但是他卻不想看到傑克遭受同樣的命運,特別是傑克投入的感情似乎比他一開始所想的更深。白曼笛如果真的嫁給別的男人,傑克再也不會是同樣的人了。 “你要怎麼做呢,傑克?”他問出聲。 傑克假裝誤會他的問題。 “今天晚上……。我下班以後會去蕭佳美那裡。也許我會花錢找一個現成的女伴吧。” “可是你不嫖妓的啊!”傅奧斯驚訝的說。 傑克陰鬱的微笑著,比了比煙灰碟,“我也不抽煙的啊!” “我從來不曾在室內野餐。”曼笛笑著說,眼睛發亮地看著四周。 賀理查德邀請曼笛造訪他在倫敦郊區的小公寓,他的妹妹悠琴準備了午餐。曼笛一見到她就喜歡。悠琴黑色的雙眼充滿青春活力,一點都看不出是七個孩子的媽媽,而且她有著和理查德一樣迷人的平靜。

賀家是血統良好的家族,雖然不是貴族,但聲譽卓著又富裕,這使曼笛更加敬重理查德。如果他想要,大可無所事事的過日子,但他卻選擇以兒童文學為職業。 “這不算是真正的野餐,”理查德承認。 “但是我們盡力了,尤其現在天氣太冷還不能到戶外去。” “真希望你的孩子們也在,”曼笛忍不住對悠琴說。 “理查德常常談起他們,我都覺得好像已經認識他們了。” “老天,”悠琴笑著喊道。 “不要在我們剛認識的時候。我的小鬼是一群小壞蛋,你會被他們嚇跑,我們就再也見不到你了。” “我才不相信呢!”曼笛回答,在理查德替她準備好的座位坐下來。室內野餐的地點是八角型日光室石版地的中央。這裡被安排成“白色花園”,種有白玫瑰、雪百合、銀玉蘭,花朵的香氣飄散過鋪著亞麻桌巾、擺放著水晶跟銀器的餐桌。白色的亞麻桌巾上擺著粉紅色的玫瑰花瓣,搭配印花的法國精緻瓷器。

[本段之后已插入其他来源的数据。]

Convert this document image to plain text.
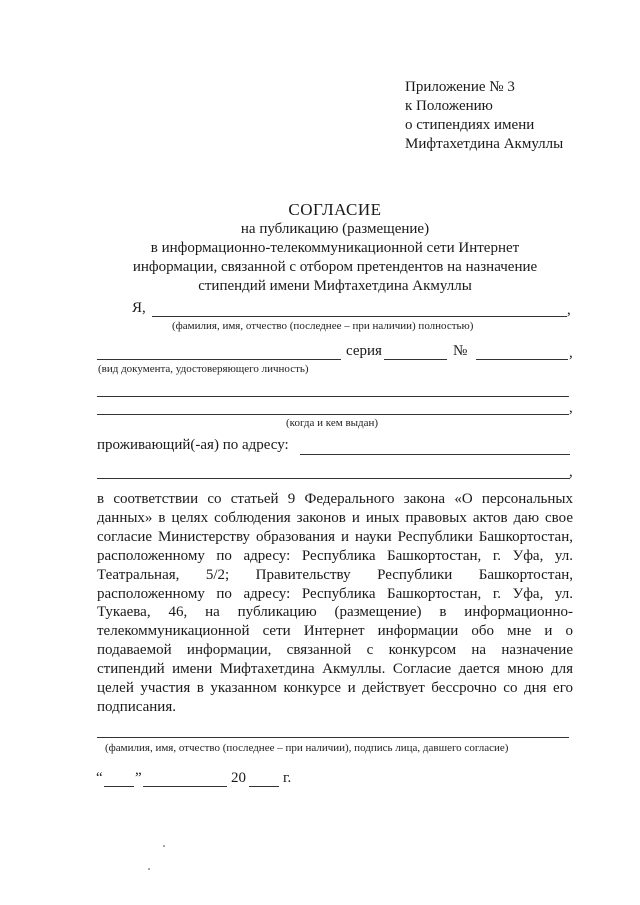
Приложение № 3
к Положению
о стипендиях имени
Мифтахетдина Акмуллы
СОГЛАСИЕ
на публикацию (размещение)
в информационно-телекоммуникационной сети Интернет
информации, связанной с отбором претендентов на назначение
стипендий имени Мифтахетдина Акмуллы
Я,	,
(фамилия, имя, отчество (последнее – при наличии) полностью)
серия	№	,
(вид документа, удостоверяющего личность)
,
(когда и кем выдан)
проживающий(-ая) по адресу:
,
в соответствии со статьей 9 Федерального закона «О персональных данных» в целях соблюдения законов и иных правовых актов даю свое согласие Министерству образования и науки Республики Башкортостан, расположенному по адресу: Республика Башкортостан, г. Уфа, ул. Театральная, 5/2; Правительству Республики Башкортостан, расположенному по адресу: Республика Башкортостан, г. Уфа, ул. Тукаева, 46, на публикацию (размещение) в информационно-телекоммуникационной сети Интернет информации обо мне и о подаваемой информации, связанной с конкурсом на назначение стипендий имени Мифтахетдина Акмуллы. Согласие дается мною для целей участия в указанном конкурсе и действует бессрочно со дня его подписания.
(фамилия, имя, отчество (последнее – при наличии), подпись лица, давшего согласие)
“ ”	20 г.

悠琴拿起一杯冒泡的香檳,微笑的瞄著理查德。 “親愛的哥哥,你是不是該敬個酒啊?” 他望了曼笛一眼,照做了。 “敬友誼。”他簡單的說,但是他眼裡的溫暖似乎隱藏了比友誼更深的感情。 曼笛啜著清涼微辣的飲料。跟賀理查德在一起的時候曼笛總是覺得愉快而完全舒適。他們最近常常在一起,搭他的馬車兜風或一起參加宴會跟演講。理查德是完美的君子,她有時會懷疑他是不是從未有不良的想法或主意。他沒有一絲的粗魯或無理。傑克曾經說“男人都是野蠻人”,他錯了。賀理查德就是活生生的反證。 曾經折磨曼笛的狂野激情像熊熊燃燒後的木炭一般的冷去。她還是常常想起傑克,比她所希望的次數還要多。他們偶爾遇見的時候,她還是感覺到同樣冷熱交織的戰栗、同樣痛苦的體會、同樣強烈的渴求,奢望著她得不到的東西。幸運的是,這樣的場面不常發生。而且當他們相見的時候,傑克總能維持禮貌,藍色雙眸友善卻冷漠,而且只談跟兩個人有關的工作上的事。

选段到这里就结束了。